This question has arise to me for a while now. I am working in a company apply microservices architecture. They have a big monolith written in PHP but recently break down that into smaller microservices written in nodejs/es6.
I know Node.js is non-blocking-io and can handle lots of requests compared to blocking io couterpart. And nodejs and npm echo system provides lot of awesome dependency that we can make use of.
But the problem is that the Node.js backend code is not very easy to read if you just use Promise. I usually need to use async/await to make to code more imperative.
So my question is why don't we just write nodejs as controller to handle incomming request and then forward that request to micro-services backend written in Java/Python/PHP. With that approach we still leverage the nio nature of nodejs and still can leverage the clear code style of other programming language.
To me, We can combine the best of both worlds.
What is your thought ?
I agree with the sentiment about a typed language being preferable. For that reason I use TypeScript for any JavaScript microservices that I write (any JS for that matter).
I also like to use a backend framework named NestJS that uses TypeScript and provides a strong architectural foundation for backends written for Node. It also has great support for transports other than HTTP for communicating with other microservices, like gRPC, Redis pub-sub, MQTT, and NATS.
One of the advantages of microservices is that, like you've proposed, you can write services in whatever language fits the project. And then by using a transport layer like gRPC, you can maintain type safety between all of the services, even the untyped ones like JS, PHP, Python, or Ruby. gRPC uses a language called protocol buffers for defining over-the-wire types and then has a set of code generators for generating objects based on the types in your language of choice.
But the problem is that the Node.js backend code is not very easy to read if you just use Promise. I usually need to use async/await to make to code more imperative.
So... write it with async/await and be happy? :) You aren't required to use promises in JS, use whatever coding style suits your team and your purpose.
If you just want type safety, use one of the many static-typed options that transpile to JS .
If you don't want to write JS at all, then don't... as Mark points out you can write async code in other languages.
Now this this a very interesting concept.
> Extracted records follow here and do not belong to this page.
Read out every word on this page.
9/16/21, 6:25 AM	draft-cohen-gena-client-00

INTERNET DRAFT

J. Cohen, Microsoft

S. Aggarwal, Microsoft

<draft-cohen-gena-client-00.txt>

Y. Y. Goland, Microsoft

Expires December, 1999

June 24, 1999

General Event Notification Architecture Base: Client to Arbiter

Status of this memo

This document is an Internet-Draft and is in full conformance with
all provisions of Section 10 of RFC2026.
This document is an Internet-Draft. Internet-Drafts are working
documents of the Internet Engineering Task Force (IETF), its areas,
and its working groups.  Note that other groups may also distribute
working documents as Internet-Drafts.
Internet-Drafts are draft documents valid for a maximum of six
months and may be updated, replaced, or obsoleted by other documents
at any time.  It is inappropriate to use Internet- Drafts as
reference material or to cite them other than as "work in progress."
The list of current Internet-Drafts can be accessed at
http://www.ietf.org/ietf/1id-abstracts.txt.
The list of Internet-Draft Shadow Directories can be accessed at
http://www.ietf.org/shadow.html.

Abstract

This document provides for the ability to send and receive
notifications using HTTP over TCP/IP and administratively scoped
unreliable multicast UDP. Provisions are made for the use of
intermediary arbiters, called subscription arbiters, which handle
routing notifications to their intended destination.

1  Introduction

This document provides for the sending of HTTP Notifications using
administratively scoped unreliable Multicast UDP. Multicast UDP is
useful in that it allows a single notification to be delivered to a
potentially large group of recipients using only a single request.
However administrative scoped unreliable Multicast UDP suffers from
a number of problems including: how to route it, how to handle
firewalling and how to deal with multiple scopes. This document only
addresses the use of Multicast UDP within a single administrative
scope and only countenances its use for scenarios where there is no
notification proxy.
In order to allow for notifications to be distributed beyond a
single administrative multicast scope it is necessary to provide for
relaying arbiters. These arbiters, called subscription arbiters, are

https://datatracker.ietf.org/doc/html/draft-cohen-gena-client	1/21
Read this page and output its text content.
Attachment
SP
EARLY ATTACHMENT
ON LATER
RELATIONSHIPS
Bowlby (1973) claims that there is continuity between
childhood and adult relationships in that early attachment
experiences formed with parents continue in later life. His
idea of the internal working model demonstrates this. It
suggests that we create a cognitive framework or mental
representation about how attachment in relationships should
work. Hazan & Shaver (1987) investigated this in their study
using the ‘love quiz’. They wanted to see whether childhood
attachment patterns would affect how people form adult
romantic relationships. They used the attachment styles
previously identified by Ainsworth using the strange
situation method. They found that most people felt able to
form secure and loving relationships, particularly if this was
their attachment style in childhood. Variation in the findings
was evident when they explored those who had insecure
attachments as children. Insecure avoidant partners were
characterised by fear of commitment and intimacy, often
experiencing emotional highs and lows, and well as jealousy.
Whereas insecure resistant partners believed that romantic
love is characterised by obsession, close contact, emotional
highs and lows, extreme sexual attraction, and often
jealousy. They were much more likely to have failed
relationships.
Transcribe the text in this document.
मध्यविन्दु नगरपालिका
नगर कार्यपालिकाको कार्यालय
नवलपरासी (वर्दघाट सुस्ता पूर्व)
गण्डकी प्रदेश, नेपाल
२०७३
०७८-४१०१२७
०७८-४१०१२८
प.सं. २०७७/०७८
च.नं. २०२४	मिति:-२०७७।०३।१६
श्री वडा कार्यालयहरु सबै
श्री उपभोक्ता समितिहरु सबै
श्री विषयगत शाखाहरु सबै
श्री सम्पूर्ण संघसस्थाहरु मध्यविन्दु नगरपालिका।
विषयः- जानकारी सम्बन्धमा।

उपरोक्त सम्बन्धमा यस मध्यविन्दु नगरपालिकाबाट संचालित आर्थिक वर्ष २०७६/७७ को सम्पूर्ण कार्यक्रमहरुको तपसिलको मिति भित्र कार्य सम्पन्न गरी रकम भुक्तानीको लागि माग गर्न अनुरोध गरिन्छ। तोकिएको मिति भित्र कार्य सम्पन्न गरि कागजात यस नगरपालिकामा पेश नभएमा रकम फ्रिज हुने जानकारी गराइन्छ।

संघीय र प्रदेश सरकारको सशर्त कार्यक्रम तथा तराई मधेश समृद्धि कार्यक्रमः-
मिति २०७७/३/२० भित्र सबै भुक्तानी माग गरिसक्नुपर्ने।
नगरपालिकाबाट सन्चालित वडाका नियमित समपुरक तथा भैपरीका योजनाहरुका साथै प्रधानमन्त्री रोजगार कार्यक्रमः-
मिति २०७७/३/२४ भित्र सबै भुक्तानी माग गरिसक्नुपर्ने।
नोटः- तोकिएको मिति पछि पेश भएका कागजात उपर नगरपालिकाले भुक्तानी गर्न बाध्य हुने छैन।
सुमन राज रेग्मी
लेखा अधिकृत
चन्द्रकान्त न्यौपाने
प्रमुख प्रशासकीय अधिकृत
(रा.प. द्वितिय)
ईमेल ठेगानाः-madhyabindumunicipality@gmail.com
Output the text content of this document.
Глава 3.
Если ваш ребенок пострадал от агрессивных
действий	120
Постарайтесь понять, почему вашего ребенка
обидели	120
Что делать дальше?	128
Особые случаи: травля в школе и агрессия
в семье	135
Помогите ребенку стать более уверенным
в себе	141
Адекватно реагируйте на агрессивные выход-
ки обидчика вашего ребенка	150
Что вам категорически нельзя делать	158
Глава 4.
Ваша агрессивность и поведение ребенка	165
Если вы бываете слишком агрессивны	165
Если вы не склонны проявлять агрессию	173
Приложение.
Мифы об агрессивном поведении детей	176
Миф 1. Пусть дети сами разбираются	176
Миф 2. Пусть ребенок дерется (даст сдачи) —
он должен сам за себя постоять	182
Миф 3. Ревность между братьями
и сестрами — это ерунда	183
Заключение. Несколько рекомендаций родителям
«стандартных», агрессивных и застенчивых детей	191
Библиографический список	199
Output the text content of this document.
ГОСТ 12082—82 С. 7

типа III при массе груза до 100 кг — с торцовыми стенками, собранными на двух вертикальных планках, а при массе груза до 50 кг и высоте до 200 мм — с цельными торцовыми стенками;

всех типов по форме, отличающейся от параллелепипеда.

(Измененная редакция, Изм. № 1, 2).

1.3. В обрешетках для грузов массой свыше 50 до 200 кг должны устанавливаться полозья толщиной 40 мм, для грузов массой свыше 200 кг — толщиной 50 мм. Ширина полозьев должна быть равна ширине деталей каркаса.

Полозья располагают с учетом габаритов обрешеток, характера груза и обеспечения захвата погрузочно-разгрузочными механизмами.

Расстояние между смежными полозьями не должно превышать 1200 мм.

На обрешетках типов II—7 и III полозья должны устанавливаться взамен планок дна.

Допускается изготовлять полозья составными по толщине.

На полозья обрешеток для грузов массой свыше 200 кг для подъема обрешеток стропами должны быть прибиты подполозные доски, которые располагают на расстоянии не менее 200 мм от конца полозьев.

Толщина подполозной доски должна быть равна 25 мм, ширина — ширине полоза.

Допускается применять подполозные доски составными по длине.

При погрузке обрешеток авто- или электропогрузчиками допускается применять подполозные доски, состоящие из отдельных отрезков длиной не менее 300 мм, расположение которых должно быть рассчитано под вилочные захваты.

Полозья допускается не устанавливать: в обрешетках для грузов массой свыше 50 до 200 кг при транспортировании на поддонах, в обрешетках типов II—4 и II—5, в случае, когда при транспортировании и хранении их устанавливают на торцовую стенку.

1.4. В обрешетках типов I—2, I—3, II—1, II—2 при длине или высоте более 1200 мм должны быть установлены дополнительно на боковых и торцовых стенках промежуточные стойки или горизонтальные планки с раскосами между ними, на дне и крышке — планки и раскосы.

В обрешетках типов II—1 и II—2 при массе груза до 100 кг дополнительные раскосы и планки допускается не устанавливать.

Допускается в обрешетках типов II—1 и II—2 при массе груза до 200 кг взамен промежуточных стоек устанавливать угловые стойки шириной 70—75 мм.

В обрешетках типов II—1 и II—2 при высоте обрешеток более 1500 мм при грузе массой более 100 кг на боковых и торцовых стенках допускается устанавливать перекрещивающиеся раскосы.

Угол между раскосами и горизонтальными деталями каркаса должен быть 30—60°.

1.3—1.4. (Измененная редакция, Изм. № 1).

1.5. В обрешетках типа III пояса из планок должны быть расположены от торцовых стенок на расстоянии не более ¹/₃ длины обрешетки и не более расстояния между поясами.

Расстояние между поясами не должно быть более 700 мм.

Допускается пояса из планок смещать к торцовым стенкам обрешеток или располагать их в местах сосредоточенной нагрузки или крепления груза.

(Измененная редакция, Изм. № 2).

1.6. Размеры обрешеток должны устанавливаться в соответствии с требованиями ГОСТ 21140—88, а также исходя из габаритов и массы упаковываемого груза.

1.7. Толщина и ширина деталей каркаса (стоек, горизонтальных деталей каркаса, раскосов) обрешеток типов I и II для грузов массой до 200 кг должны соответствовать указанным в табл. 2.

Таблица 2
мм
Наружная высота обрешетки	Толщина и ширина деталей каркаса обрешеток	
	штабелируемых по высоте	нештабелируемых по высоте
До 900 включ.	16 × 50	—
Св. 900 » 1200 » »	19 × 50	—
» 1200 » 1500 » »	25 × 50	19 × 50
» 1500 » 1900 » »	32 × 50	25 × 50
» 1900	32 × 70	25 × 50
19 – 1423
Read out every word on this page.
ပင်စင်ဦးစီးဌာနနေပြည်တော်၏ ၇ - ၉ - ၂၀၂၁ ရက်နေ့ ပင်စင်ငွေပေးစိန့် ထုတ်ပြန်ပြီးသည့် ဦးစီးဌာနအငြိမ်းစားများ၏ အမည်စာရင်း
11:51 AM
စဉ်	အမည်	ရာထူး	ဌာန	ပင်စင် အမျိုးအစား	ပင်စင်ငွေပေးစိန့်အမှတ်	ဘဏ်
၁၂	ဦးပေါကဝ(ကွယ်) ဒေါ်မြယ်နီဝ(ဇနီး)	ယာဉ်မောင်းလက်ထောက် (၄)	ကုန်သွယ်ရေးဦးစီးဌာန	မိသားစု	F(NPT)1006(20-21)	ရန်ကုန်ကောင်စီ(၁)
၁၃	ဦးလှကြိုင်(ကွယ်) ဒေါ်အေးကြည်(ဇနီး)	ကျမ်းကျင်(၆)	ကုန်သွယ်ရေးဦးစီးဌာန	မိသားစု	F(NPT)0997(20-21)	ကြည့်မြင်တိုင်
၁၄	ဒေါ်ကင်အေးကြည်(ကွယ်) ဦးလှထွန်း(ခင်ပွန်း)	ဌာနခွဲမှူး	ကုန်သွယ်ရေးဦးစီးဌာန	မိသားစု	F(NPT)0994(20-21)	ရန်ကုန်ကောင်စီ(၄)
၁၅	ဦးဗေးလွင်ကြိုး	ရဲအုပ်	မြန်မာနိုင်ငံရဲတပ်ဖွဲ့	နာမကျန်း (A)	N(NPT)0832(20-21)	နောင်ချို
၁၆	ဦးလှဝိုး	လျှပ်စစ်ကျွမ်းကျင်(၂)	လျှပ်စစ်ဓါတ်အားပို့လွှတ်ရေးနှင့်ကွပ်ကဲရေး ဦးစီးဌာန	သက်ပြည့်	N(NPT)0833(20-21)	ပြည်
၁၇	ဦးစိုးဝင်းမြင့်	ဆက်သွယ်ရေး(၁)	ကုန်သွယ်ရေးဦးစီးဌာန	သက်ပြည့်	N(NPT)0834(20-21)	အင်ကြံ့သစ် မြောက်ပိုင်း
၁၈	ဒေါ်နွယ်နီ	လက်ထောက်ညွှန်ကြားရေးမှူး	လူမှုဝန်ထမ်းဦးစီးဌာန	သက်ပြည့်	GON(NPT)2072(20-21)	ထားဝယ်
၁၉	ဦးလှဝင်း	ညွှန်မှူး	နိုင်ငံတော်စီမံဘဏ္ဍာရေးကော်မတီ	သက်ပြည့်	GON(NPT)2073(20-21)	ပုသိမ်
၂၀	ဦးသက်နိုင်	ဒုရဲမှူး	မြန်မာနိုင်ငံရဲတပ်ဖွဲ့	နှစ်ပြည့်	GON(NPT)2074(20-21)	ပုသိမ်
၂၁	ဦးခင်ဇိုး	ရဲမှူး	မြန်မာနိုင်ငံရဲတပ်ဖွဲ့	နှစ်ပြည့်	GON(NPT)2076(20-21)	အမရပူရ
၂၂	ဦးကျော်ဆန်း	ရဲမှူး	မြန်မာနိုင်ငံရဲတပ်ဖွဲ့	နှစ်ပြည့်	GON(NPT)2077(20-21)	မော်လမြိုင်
I would consider myself a newbie to Node.js, but I think I get what you're saying. Maybe one day I'll give this a shot. It could prove to be very useful.
Mark
I don't think you need to use nodejs forwarding to other languages if you just want to have async performance.
Other languages are also able to do async io, just the event loop is a library instead of built-in. E.g. Python has async/await and can do event loops with e.g. Twisted.
If the goal is to abstract the event loop stuff away from the main code, then you could indeed use Nodejs, but there are other options.
For the type safety, I'm not sure what you're asking. Typescript would make nodejs more type-safe and scalable. Python is indeed more strongly typed than Javascript, and I personally think it's an improvement. You could also use statically typed language, like Java, Kotlin, Rust...
I really like type-safety myself, I think it's most important for large, long-running projects maintained by many people. It'll be a bit slower to get started, but you'll have a lot more guarantees and context when making changes later. And there's performance as a bonus.